Грехи и святость. Как любили монахи и священники - Каринэ Альбертовна Фолиянц
Шрифт:
Интервал:
Закладка:
Великая княгиня, опытная и мудрая женщина, легко и успешно справлялась со всеми делами, она была столь деятельна, что горожане стали сомневаться — уж не живет ли она во вдовстве своем «нечестно»? Глупые пересуды дошли и до сыновей Евдокии, и отчего-то «смутились» сыновья слухами и явились к матери за ответом. Предание гласит, что княгиня раскрыла перед детьми роскошное княжеское облачение и явила им свою иссохшую, увешанную веригами грудь. «Верьте, — сказала она, — что ваша мать целомудренна; но виденное вами да будет тайною для мира. Кто любит Христа, должен сносить клевету и благодарить Бога за оную!» И сыновья поняли, что матушка их уже давно тайно приняла монашеский обет и свято его соблюдала.
Но настало время, дети выросли и, уверившись в том, что в семье царит мир, Евдокия открыто постриглась под именем Евфросиньи. Замыкая себя в стенах монастыря, она уже, в сущности, и не приносила никакой жертвы. Потеряв любимого мужа и взрастив достойных детей, она жила теперь для Бога.
После восемнадцати лет безутешного вдовства в 1407 году Евдокия умерла и была похоронена в построенном ею в Кремле Вознесенском девичьем монастыре в Москве. За праведную жизнь свою княгиня-монахиня была причислена к лику святых. Мощи Евфросиньи хранились в монастыре «под спудом, за правым столбом, при южной стене соборного Храма Вознесения».
При советской власти женский Вознесенский монастырь был разрушен, и на его месте в 1932–1934 годах построили административное здание для Школы красных командиров имени ВЦИК.
Пусть не сохранилось могилы княгини Евдокии, но имя жены Дмитрия Донского осталось в летописях и в памяти народной, как символ любви и верности. «О жизнь души моей! О свете мой светлый! — обращалась она к мужу, — не знаю, как ласкать, как миловать тебя!»
Высокородные монахини
Все эти женщины окончили свою земную жизнь в стенах святой обители. Они становились монахинями иногда по собственному желанию, а чаще — по воле судьбы, или, вернее, по воле тех мужчин, что вершили их судьбы. У каждой из них была любовь. К мужу. К жениху. К мужчине, который не мог стать им суженым… Каждая из них — так или иначе — хранила эту любовь в своем сердце, даже тут, в монастырских кельях. Каждая из них должна была отречься от всего земного. Но не каждая сумела. И захотела — не каждая…

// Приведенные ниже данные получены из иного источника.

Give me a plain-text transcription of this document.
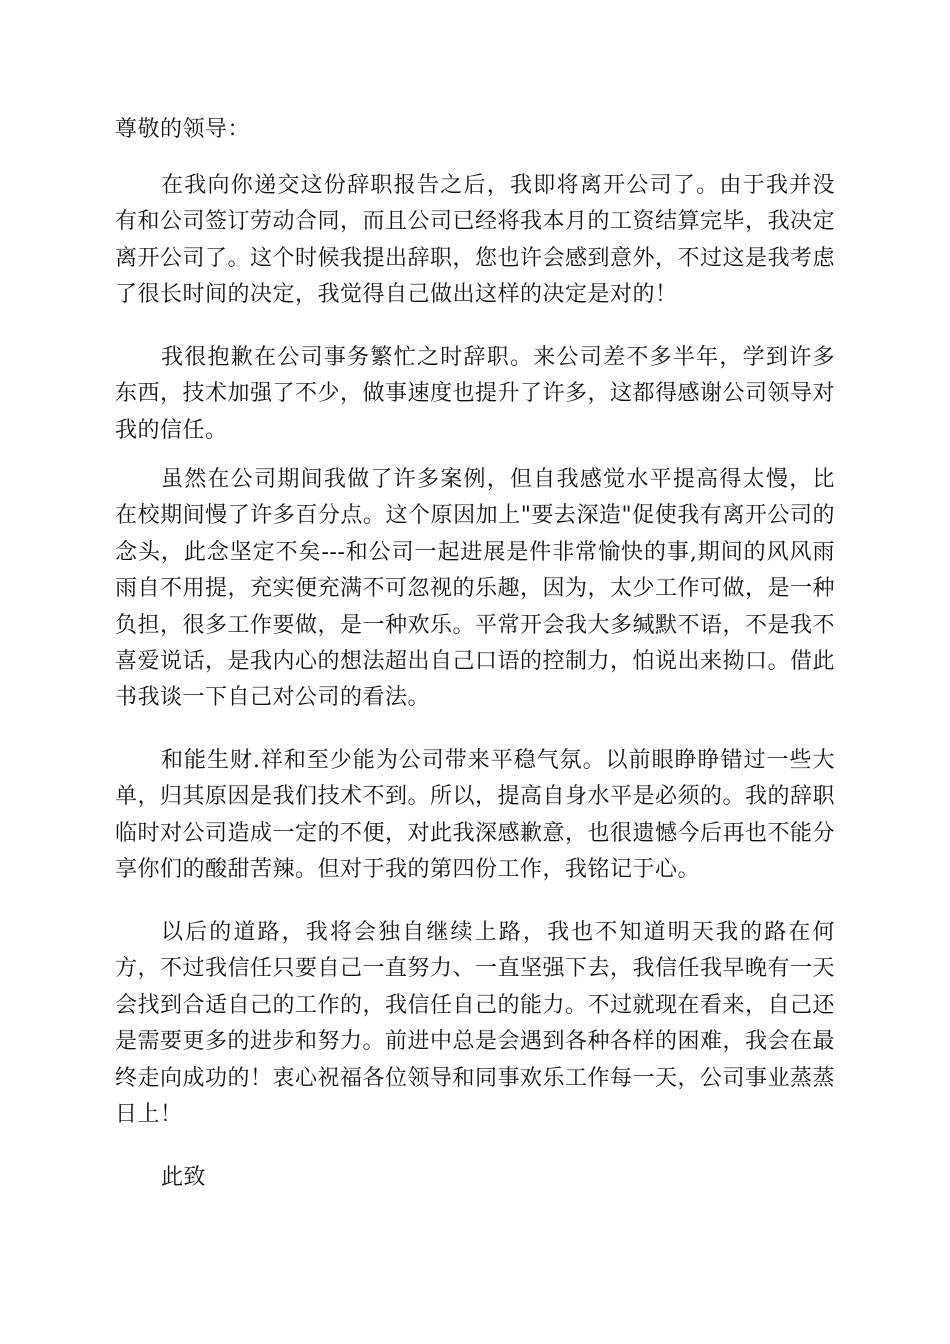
尊敬的领导：

在我向你递交这份辞职报告之后，我即将离开公司了。由于我并没有和公司签订劳动合同，而且公司已经将我本月的工资结算完毕，我决定离开公司了。这个时候我提出辞职，您也许会感到意外，不过这是我考虑了很长时间的决定，我觉得自己做出这样的决定是对的！

我很抱歉在公司事务繁忙之时辞职。来公司差不多半年，学到许多东西，技术加强了不少，做事速度也提升了许多，这都得感谢公司领导对我的信任。

虽然在公司期间我做了许多案例，但自我感觉水平提高得太慢，比在校期间慢了许多百分点。这个原因加上"要去深造"促使我有离开公司的念头，此念坚定不矣---和公司一起进展是件非常愉快的事,期间的风风雨雨自不用提，充实便充满不可忽视的乐趣，因为，太少工作可做，是一种负担，很多工作要做，是一种欢乐。平常开会我大多缄默不语，不是我不喜爱说话，是我内心的想法超出自己口语的控制力，怕说出来拗口。借此书我谈一下自己对公司的看法。

和能生财.祥和至少能为公司带来平稳气氛。以前眼睁睁错过一些大单，归其原因是我们技术不到。所以，提高自身水平是必须的。我的辞职临时对公司造成一定的不便，对此我深感歉意，也很遗憾今后再也不能分享你们的酸甜苦辣。但对于我的第四份工作，我铭记于心。

以后的道路，我将会独自继续上路，我也不知道明天我的路在何方，不过我信任只要自己一直努力、一直坚强下去，我信任我早晚有一天会找到合适自己的工作的，我信任自己的能力。不过就现在看来，自己还是需要更多的进步和努力。前进中总是会遇到各种各样的困难，我会在最终走向成功的！衷心祝福各位领导和同事欢乐工作每一天，公司事业蒸蒸日上！

此致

Они очень разные, эти женщины. Объединяет их одно, все они — высокородные монахини. Монастырские стены стали пристанищем для многих цариц и царевен, дочерей князей и бояр. Теперь вместо мужчин они должны были любить одного лишь Бога. Но всем ли это удавалось?

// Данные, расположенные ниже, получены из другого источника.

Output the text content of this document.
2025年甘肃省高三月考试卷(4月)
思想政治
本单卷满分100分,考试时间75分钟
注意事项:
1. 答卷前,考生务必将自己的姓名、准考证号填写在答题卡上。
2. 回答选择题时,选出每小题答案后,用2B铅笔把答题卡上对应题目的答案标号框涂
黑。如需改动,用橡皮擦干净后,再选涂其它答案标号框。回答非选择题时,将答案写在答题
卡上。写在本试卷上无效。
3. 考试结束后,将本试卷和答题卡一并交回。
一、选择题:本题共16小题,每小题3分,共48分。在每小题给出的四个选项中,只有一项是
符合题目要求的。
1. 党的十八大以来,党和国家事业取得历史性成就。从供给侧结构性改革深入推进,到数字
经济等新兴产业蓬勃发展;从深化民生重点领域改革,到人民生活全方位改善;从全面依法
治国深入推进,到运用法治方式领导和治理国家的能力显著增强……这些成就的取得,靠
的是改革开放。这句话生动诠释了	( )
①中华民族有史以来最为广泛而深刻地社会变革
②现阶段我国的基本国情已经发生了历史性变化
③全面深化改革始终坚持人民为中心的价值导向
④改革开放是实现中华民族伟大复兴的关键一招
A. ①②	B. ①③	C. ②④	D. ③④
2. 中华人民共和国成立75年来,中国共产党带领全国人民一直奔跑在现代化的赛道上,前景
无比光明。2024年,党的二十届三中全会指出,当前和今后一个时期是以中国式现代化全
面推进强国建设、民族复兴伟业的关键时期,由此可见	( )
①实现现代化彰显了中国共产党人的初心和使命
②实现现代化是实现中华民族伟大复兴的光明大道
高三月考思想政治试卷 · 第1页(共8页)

Прежде высокородных женщин постригали исключительно в Вознесенском монастыре в Кремле, но затем, если новоявленную монахиню было желательно держать подальше от Кремля, пострижения стали совершать и в Новодевичьем. Насильный постриг могли «организовать» и для нежелательных претенденток на престол, и как наказание за «плохое» поведение, и просто после семейной ссоры. Но в любом случае родовитые и богатые женщины, даже уже будучи монахинями, сохраняли свой высокий социальный статус. Для таких «монахинь поневоле» порой строились отдельные кельи и храмы, при них оставалась и вся прислуга, а иногда и целый двор.
Так, царь Иван Грозный постриг в монастырь под именем Александры вдову своего младшего брата Юрия, княгиню Ульяну. При княгине пребывали и весь ее двор и слуги, «со всякими многими доходами». Для княгини Ульяны и всего ее штата были построены отдельные кельи, погреба, ледник и поварни. Когда царственная инокиня умерла, ее похоронили в подклете Смоленского собора Новодевичьего монастыря.

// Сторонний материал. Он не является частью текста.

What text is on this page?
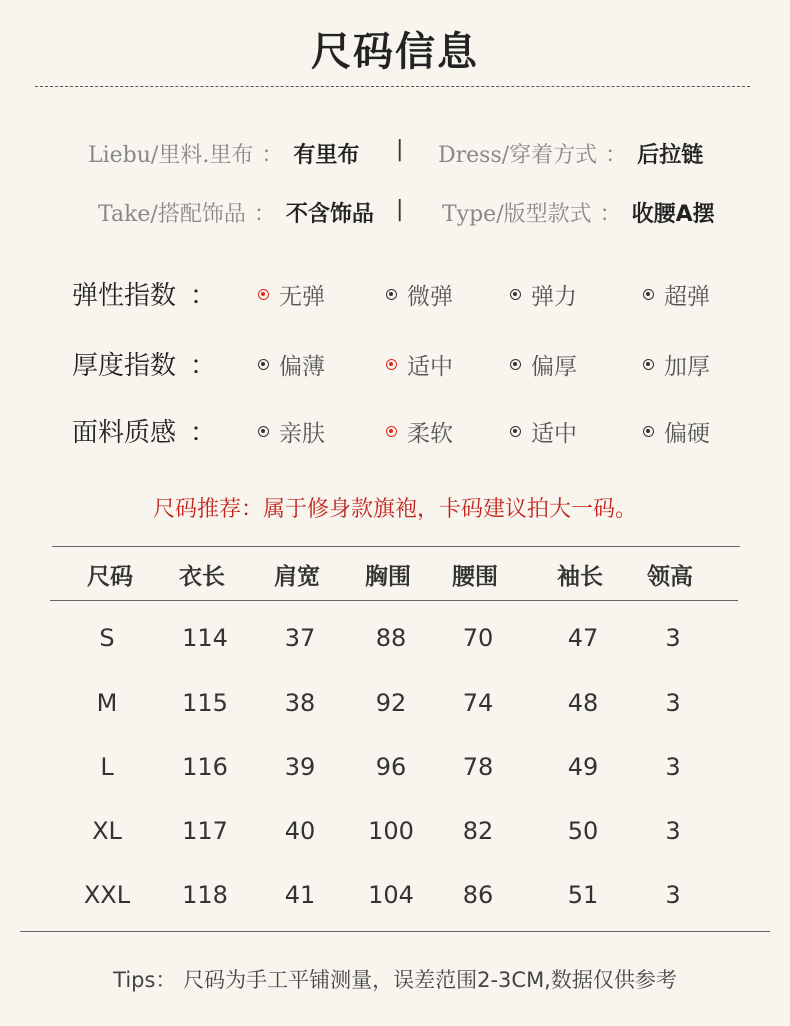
尺码信息
Liebu/里料.里布 ： 有里布 | Dress/穿着方式 ： 后拉链
Take/搭配饰品 ： 不含饰品 | Type/版型款式 ： 收腰A摆
弹性指数 ：	无弹	微弹	弹力	超弹
厚度指数 ：	偏薄	适中	偏厚	加厚
面料质感 ：	亲肤	柔软	适中	偏硬
尺码推荐：属于修身款旗袍，卡码建议拍大一码。
尺码 衣长 肩宽 胸围 腰围	袖长 领高
S	114 37	88 70	47	3
M	115 38	92 74	48	3
L	116 39	96 78	49	3
XL	117 40 100 82	50	3
XXL 118 41 104 86	51	3
Tips： 尺码为手工平铺测量，误差范围2-3CM,数据仅供参考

Затем в монастырь попала вдова царевича Ивана, который погиб от руки венценосного Грозного отца. Она стала монахиней Леонидой. Как и ее предшественница, Леонида получила от царя вотчину и содержала свой штат слуг.
После смерти царя Федора Иоанновича его вдова Ирина Годунова осталась единственной наследницей престола, поскольку детей у царской четы не было. Царица постриглась в Новодевичий монастырь под именем Александры. Брат царицы, Борис Годунов, часто навещал инокиню Александру в ее монастырских кельях. Эти кельи, с примыкающими к ним трапезной палатой и домовой церковью, с большими перестройками сохранились до наших дней.
При Лжедмитрии I, в тяжелое Смутное время, в монастыре жили сразу две высокородные монахини: дочь царя Бориса Годунова — Ксения, в монашестве Ольга, и вдова ливонского короля Магнуса — Мария Владимировна, в монашестве Марфа.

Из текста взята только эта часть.